L’an passé, aux Brit Awards 2015, un Kanye West électrisé interprétait son nouveau titre, « All Day », armé de lance-flammes et d’un gang encapuchonné. Parmi l’escouade : Skepta, JME, Shorty, Krept & Konan, Jammer, Novelist, Stormzy et Fekky. Toute la formation Grime du moment. Grâce à la performance de Yeezy, le hip-hop made in UK, qui retrouve ses lettres de noblesse depuis que Skepta se remplume, s’est trouvé propulsé à la face du monde entier. Puis, après avoir écrit et enregistré la majeure partie de son album At.Long.Last.A$AP dans la capitale anglaise, c’est A$AP Rocky qui reconnaissait à son tour l’influence du Grime dans son travail. Indices d’une popularité grimpante. Drake, qui a du flair, pressent la montée en puissance de ce rap DIY, cru et abrasif. En ce sens, sa décision pourrait se révéler futée et visionnaire, plus qu’elle n’en a l’air.
En fait, Drizzy a des envies d’underground. Au début des années 2010 déjà, alors qu’il met les pieds dans le mainstream, le bonhomme distille des messages contradictoires. « I’m an underground king » claque-t-il sans sourciller sur « Underground Kings », ode au groupe UGK. 1 an après, sur “Show Me a Good Time”, le CEO d’OVO se qualifie de rappeur indé et louange A Tribe Called Quest et J Dilla : « Tell me can we kick it like Ali Shaheed and Phife Dawg / People really hate it when a backpack rapper get rich and start living that life, dawg. / […] I came up in the underground though, so I’mma spend another 10,000 for Dilla”. Les propos ne sont pas si risibles.

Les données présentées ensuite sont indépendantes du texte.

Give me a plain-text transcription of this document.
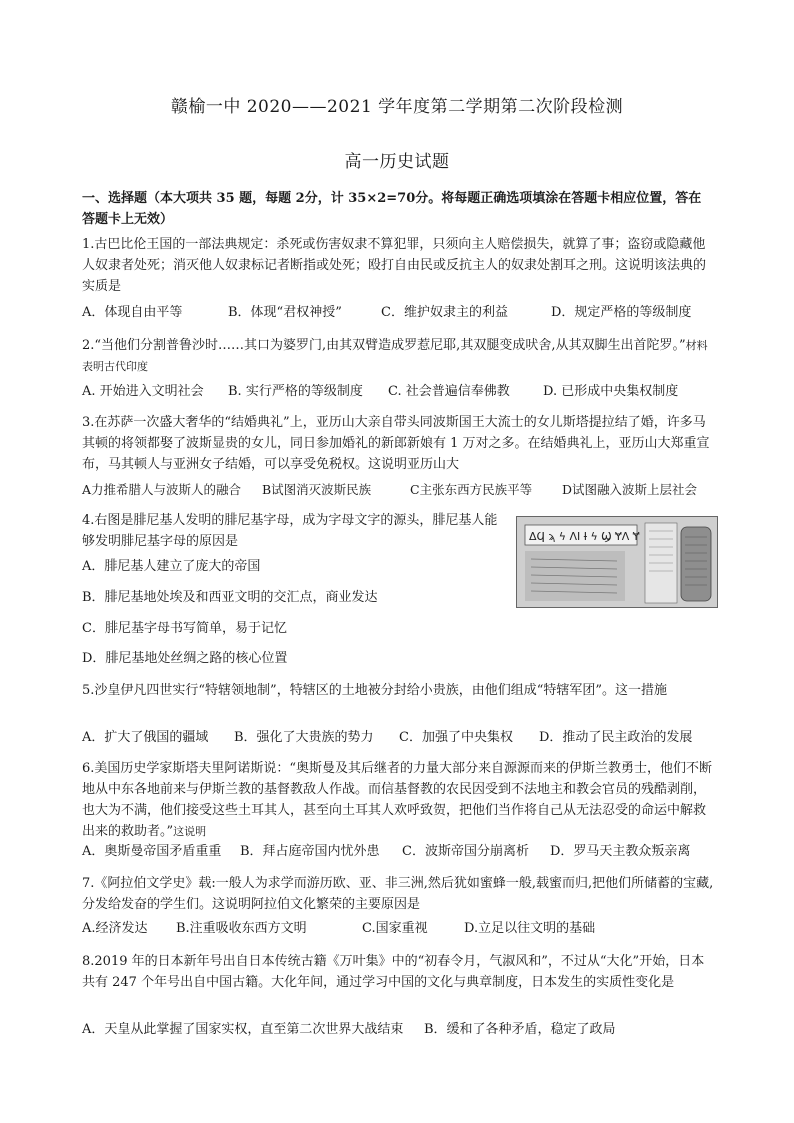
赣榆一中 2020——2021 学年度第二学期第二次阶段检测
高一历史试题
一、选择题（本大项共 35 题，每题 2分，计 35×2=70分。将每题正确选项填涂在答题卡相应位置，答在答题卡上无效）
1.古巴比伦王国的一部法典规定：杀死或伤害奴隶不算犯罪，只须向主人赔偿损失，就算了事；盗窃或隐藏他人奴隶者处死；消灭他人奴隶标记者断指或处死；殴打自由民或反抗主人的奴隶处割耳之刑。这说明该法典的实质是
A．体现自由平等	B．体现“君权神授”	C．维护奴隶主的利益	D．规定严格的等级制度
2.“当他们分割普鲁沙时……其口为婆罗门,由其双臂造成罗惹尼耶,其双腿变成吠舍,从其双脚生出首陀罗。”材料表明古代印度
A. 开始进入文明社会	B. 实行严格的等级制度	C. 社会普遍信奉佛教	D. 已形成中央集权制度
3.在苏萨一次盛大奢华的“结婚典礼”上，亚历山大亲自带头同波斯国王大流士的女儿斯塔提拉结了婚，许多马其顿的将领都娶了波斯显贵的女儿，同日参加婚礼的新郎新娘有 1 万对之多。在结婚典礼上，亚历山大郑重宣布，马其顿人与亚洲女子结婚，可以享受免税权。这说明亚历山大
A力推希腊人与波斯人的融合	B试图消灭波斯民族	C主张东西方民族平等	D试图融入波斯上层社会
4.右图是腓尼基人发明的腓尼基字母，成为字母文字的源头，腓尼基人能够发明腓尼基字母的原因是
A．腓尼基人建立了庞大的帝国
B．腓尼基地处埃及和西亚文明的交汇点，商业发达
C．腓尼基字母书写简单，易于记忆
D．腓尼基地处丝绸之路的核心位置
ΔϤ ϡ ϟ ΛΙ Ɨ ϟ Ϣ ɎΛ Ɏ
5.沙皇伊凡四世实行“特辖领地制”，特辖区的土地被分封给小贵族，由他们组成“特辖军团”。这一措施
A．扩大了俄国的疆域	B．强化了大贵族的势力	C．加强了中央集权	D．推动了民主政治的发展
6.美国历史学家斯塔夫里阿诺斯说：“奥斯曼及其后继者的力量大部分来自源源而来的伊斯兰教勇士，他们不断地从中东各地前来与伊斯兰教的基督教敌人作战。而信基督教的农民因受到不法地主和教会官员的残酷剥削，也大为不满，他们接受这些土耳其人，甚至向土耳其人欢呼致贺，把他们当作将自己从无法忍受的命运中解救出来的救助者。”这说明
A．奥斯曼帝国矛盾重重	B．拜占庭帝国内忧外患	C．波斯帝国分崩离析	D．罗马天主教众叛亲离
7.《阿拉伯文学史》载:一般人为求学而游历欧、亚、非三洲,然后犹如蜜蜂一般,载蜜而归,把他们所储蓄的宝藏,分发给发奋的学生们。这说明阿拉伯文化繁荣的主要原因是
A.经济发达	B.注重吸收东西方文明	C.国家重视	D.立足以往文明的基础
8.2019 年的日本新年号出自日本传统古籍《万叶集》中的“初春令月，气淑风和”，不过从“大化”开始，日本共有 247 个年号出自中国古籍。大化年间，通过学习中国的文化与典章制度，日本发生的实质性变化是
A．天皇从此掌握了国家实权，直至第二次世界大战结束	B．缓和了各种矛盾，稳定了政局
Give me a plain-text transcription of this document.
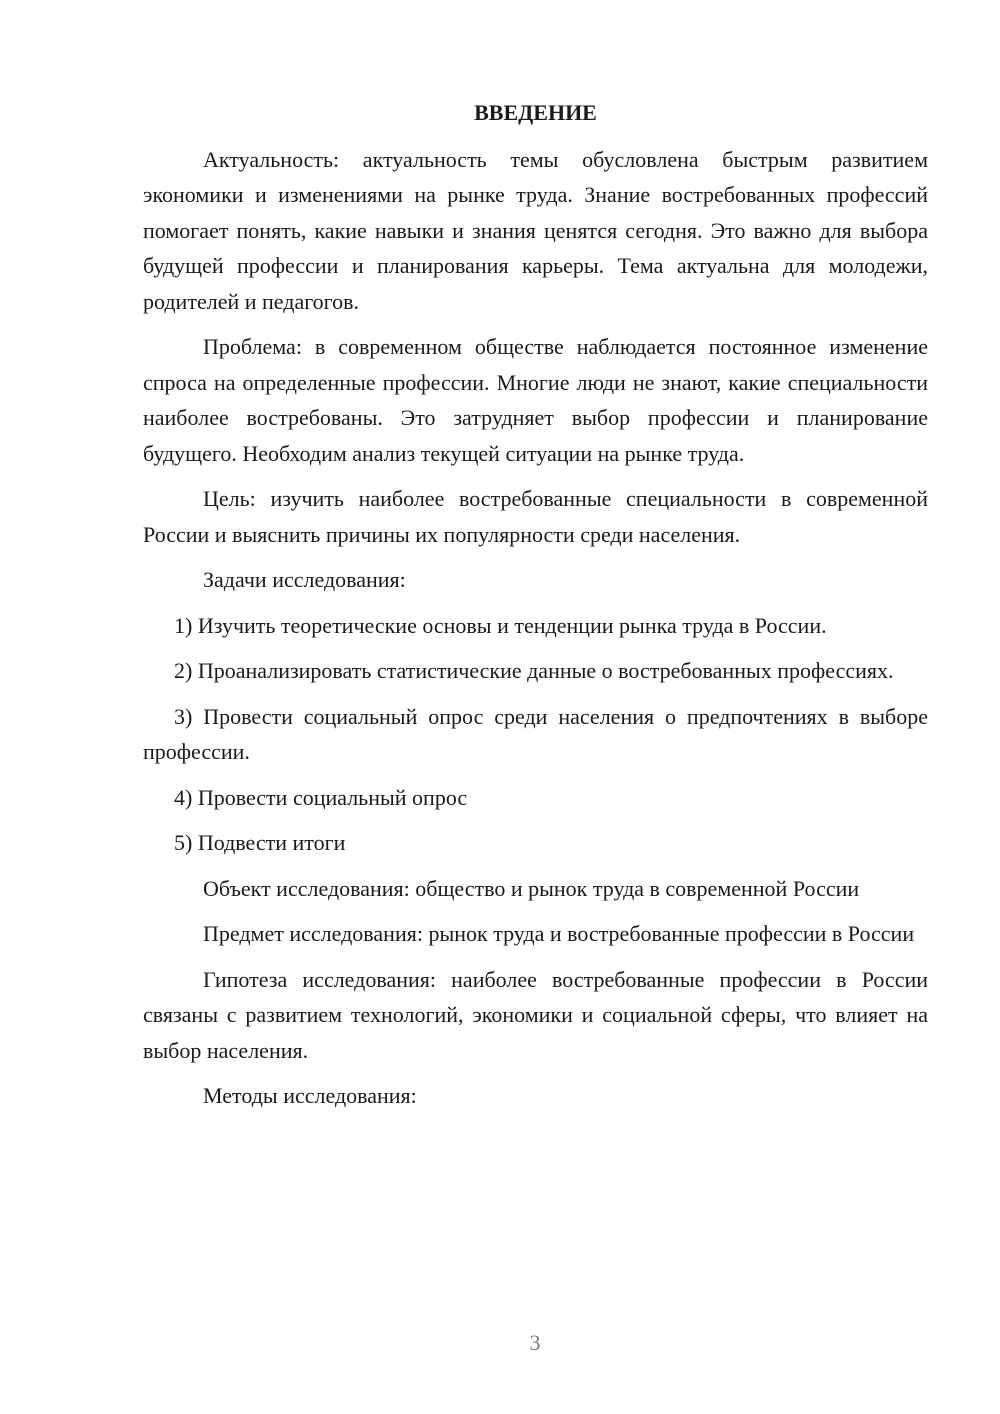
ВВЕДЕНИЕ

Актуальность: актуальность темы обусловлена быстрым развитием экономики и изменениями на рынке труда. Знание востребованных профессий помогает понять, какие навыки и знания ценятся сегодня. Это важно для выбора будущей профессии и планирования карьеры. Тема актуальна для молодежи, родителей и педагогов.

Проблема: в современном обществе наблюдается постоянное изменение спроса на определенные профессии. Многие люди не знают, какие специальности наиболее востребованы. Это затрудняет выбор профессии и планирование будущего. Необходим анализ текущей ситуации на рынке труда.

Цель: изучить наиболее востребованные специальности в современной России и выяснить причины их популярности среди населения.

Задачи исследования:

1) Изучить теоретические основы и тенденции рынка труда в России.

2) Проанализировать статистические данные о востребованных профессиях.

3) Провести социальный опрос среди населения о предпочтениях в выборе профессии.

4) Провести социальный опрос

5) Подвести итоги

Объект исследования: общество и рынок труда в современной России

Предмет исследования: рынок труда и востребованные профессии в России

Гипотеза исследования: наиболее востребованные профессии в России связаны с развитием технологий, экономики и социальной сферы, что влияет на выбор населения.

Методы исследования:

3
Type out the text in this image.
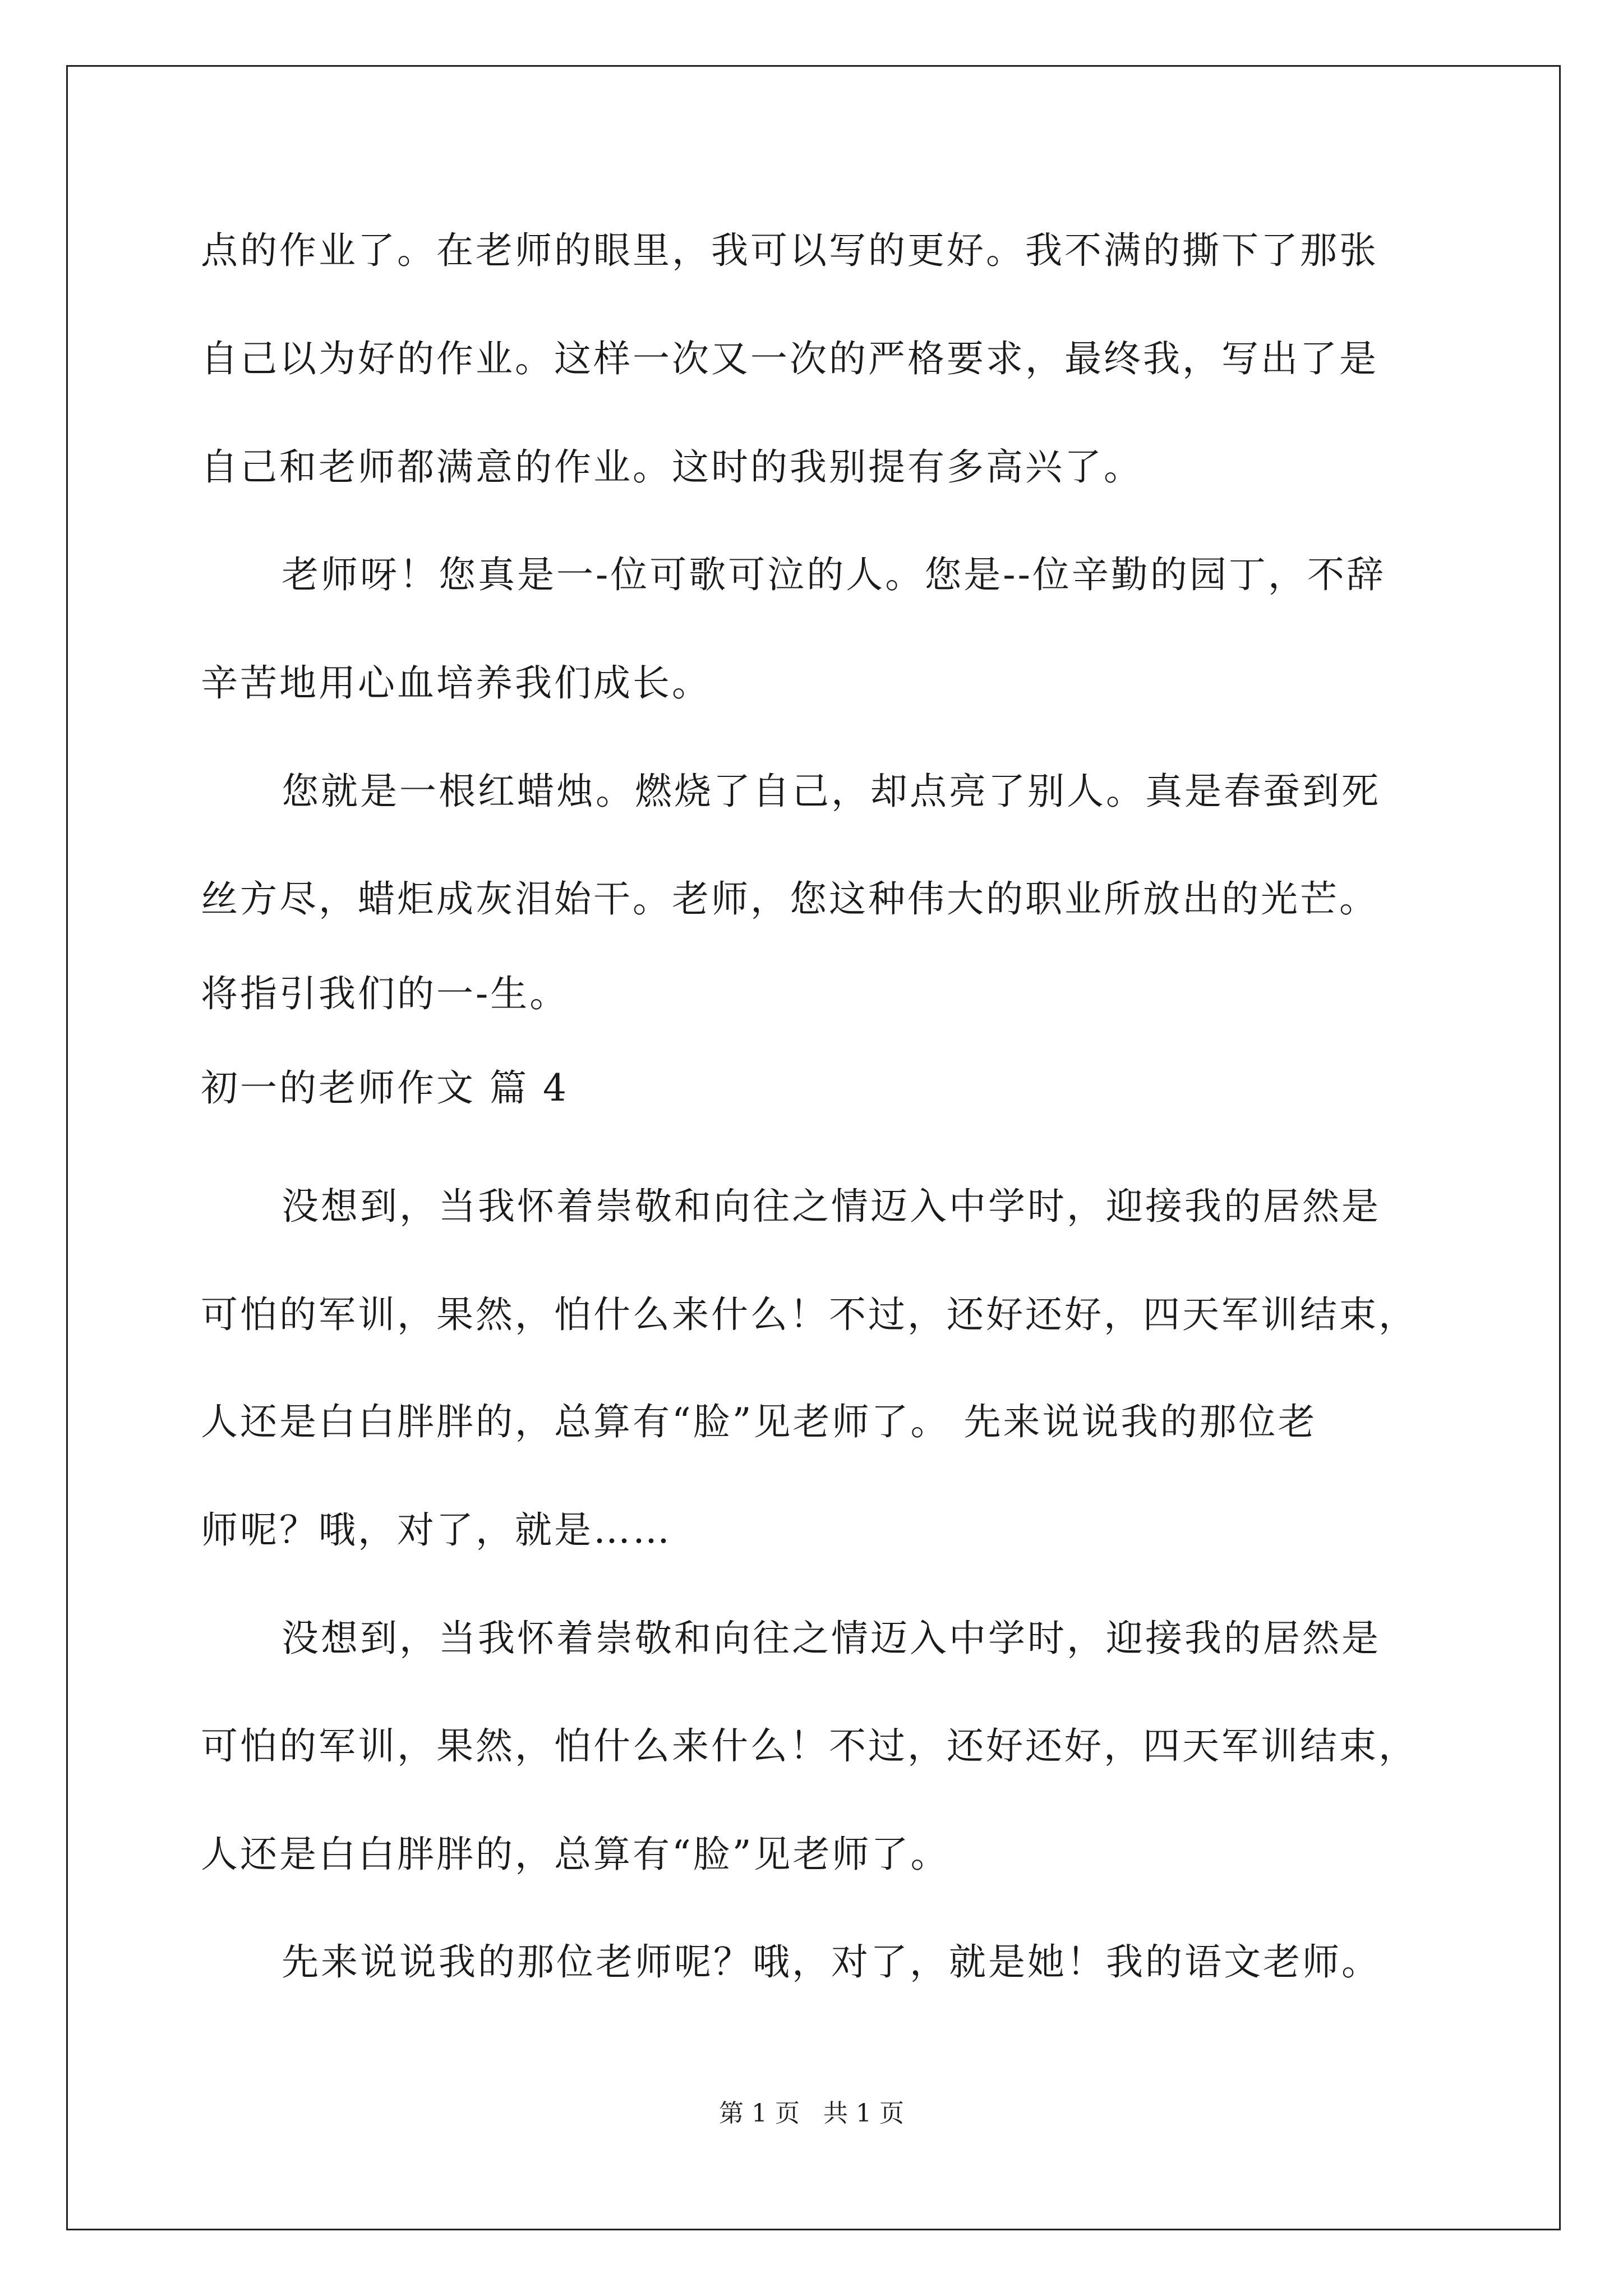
点的作业了。在老师的眼里，我可以写的更好。我不满的撕下了那张
自己以为好的作业。这样一次又一次的严格要求，最终我，写出了是
自己和老师都满意的作业。这时的我别提有多高兴了。
老师呀！您真是一-位可歌可泣的人。您是--位辛勤的园丁，不辞
辛苦地用心血培养我们成长。
您就是一根红蜡烛。燃烧了自己，却点亮了别人。真是春蚕到死
丝方尽，蜡炬成灰泪始干。老师，您这种伟大的职业所放出的光芒。
将指引我们的一-生。
初一的老师作文 篇 4
没想到，当我怀着崇敬和向往之情迈入中学时，迎接我的居然是
可怕的军训，果然，怕什么来什么！不过，还好还好，四天军训结束，
人还是白白胖胖的，总算有“脸”见老师了。 先来说说我的那位老
师呢？哦，对了，就是……
没想到，当我怀着崇敬和向往之情迈入中学时，迎接我的居然是
可怕的军训，果然，怕什么来什么！不过，还好还好，四天军训结束，
人还是白白胖胖的，总算有“脸”见老师了。
先来说说我的那位老师呢？哦，对了，就是她！我的语文老师。
第 1 页   共 1 页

À ses débuts, le emcee avait posé sur des productions signées 9th Wonder et croisé le micro avec Phonte & Elzhi. Avec If You’re Reading This It’s Too Late, voilà que ça le reprend. Contrairement aux opus précédents, ce projet leaké par surprise, sans teasing ni promotion, n’empile pas les tubes taillés pour la radio. Au départ, le rappeur l’envisageait même comme une mixtape Gangsta Grillz, téléchargeable gratuitement. S’engraisser n’est plus son ambition première. IYRTITL fleure la crise existentielle et versifie sur la solitude plus que la luxure. Le spleen du nanti. Avec trois albums de platine sous le bras et un succès vorace, Drake a presque tout vu et vécu, ne craint plus grand-chose. Surpuissant et intouchable, il peut désormais écouter ses envies, céder à ses lubies et se passer du soutien d’une major. « Ce n’est pas une question d’argent, il n’en a pas besoin. C’est de l’affect. », appuie Paul, avant de poursuivre : « BBK peut lui apporter de la coolitude, plus particulièrement auprès d’une certaine frange de la communauté anglaise, et le rendre plus street. Car il faut se le dire, Drake commence à vieillir et il doit rester dans le coup. Jay Z commençait lui-aussi à faire de vieux os avant de s’associer à Kanye West ». L’indie à la rescousse.
Quelle que soit la nature réelle du contrat et ses justifications, Drake prouve là encore qu’il plane au-dessus de la mêlée. Chacun de ses pas provoque un murmure, chacune de ses décisions un tollé. Si la retraite l’inquiète, il est pourtant déjà presqu’éternel. « If I die, I’m a legend ».